Bergabungnya UEA juga semakin menunjukkan tingginya kepercayaan dunia internasional untuk berinvestasi pada INA dan akan semakin menarik investor dunia lainnya untuk bergabung dan berinvestasi.
INA dibentuk dan beroperasi berdasarkan mandat dari UU No. 11 Tahun 2020 tentang Cipta Kerja (UU Cipta Kerja) dan merupakan suatu lembaga pengelola investasi Indonesia yang dibentuk khusus dengan undang-undang yang bertujuan untuk meningkatkan optimalisasi aset, menarik investasi dan kerja sama dari berbagai pengelola investasi lainnya di dunia serta untuk meningkatkan iklim investasi yang lebih baik di Indonesia.

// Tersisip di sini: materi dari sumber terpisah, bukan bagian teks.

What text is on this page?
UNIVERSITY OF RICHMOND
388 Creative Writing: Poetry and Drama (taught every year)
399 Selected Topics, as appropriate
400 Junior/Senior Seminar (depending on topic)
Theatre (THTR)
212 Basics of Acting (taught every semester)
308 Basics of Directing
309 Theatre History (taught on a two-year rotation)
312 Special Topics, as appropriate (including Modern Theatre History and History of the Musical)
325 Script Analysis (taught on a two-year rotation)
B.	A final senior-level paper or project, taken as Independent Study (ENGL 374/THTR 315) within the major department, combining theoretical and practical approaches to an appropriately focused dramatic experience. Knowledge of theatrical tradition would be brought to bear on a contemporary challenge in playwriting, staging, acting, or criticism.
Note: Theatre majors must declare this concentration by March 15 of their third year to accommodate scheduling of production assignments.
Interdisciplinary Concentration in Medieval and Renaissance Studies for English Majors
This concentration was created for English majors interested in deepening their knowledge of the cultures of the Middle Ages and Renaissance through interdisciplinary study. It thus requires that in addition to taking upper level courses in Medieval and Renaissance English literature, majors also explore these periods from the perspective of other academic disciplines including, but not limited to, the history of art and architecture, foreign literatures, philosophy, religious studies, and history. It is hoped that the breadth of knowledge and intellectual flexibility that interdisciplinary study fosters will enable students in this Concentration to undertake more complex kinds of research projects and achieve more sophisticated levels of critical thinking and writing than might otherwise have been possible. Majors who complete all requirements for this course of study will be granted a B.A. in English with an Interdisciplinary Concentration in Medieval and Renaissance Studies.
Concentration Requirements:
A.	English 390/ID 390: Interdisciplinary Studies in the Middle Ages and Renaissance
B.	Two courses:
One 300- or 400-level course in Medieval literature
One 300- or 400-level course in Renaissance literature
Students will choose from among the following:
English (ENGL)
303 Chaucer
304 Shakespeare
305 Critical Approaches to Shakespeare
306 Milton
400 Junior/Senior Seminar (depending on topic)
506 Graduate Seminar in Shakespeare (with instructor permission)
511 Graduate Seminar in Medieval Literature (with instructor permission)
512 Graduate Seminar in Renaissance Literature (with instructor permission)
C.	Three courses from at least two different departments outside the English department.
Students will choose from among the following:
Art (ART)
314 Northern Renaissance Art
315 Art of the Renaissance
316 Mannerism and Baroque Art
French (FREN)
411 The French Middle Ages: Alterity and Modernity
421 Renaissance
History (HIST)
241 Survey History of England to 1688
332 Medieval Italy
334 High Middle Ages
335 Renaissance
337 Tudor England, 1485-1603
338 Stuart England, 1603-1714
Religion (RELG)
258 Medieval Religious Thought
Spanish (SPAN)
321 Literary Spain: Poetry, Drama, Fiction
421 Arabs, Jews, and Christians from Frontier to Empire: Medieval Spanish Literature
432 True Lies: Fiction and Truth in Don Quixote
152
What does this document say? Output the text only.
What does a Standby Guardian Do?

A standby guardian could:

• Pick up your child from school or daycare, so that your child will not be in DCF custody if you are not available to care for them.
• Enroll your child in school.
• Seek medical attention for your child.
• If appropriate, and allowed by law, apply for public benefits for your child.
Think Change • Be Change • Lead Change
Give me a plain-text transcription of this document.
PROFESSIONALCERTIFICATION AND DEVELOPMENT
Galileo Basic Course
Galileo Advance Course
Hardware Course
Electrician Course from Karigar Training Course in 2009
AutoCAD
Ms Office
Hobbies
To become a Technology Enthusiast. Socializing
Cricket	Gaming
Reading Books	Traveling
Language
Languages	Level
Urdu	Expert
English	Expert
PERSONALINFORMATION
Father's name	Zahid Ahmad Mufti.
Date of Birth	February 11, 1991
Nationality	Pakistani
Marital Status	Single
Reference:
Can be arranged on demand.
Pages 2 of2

Husin Bagis, Duta Besar Republik Indonesia untuk UEA berharap agar INA dengan dana kelolaannya dapat meningkatkan kemampuan permodalan bagi pembiayaan berbagai proyek pembangunan tanpa meningkatkan utang, menerapkan international best practice serta meningkatkan kinerja dan manfaat aset yang dapat dinikmati oleh masyarakat.
"Kami akan terus aktif dan bekerja keras dalam meningkatkan hubungan bilateral antar kedua negara, khususnya dalam memfasilitasi upaya investasi dan kerja sama strategis di berbagai bidang dan antar berbagai pihak dengan prinsip yang saling menguntungkan, untuk mendukung upaya pembangunan nasional Indonesi," kata Husin.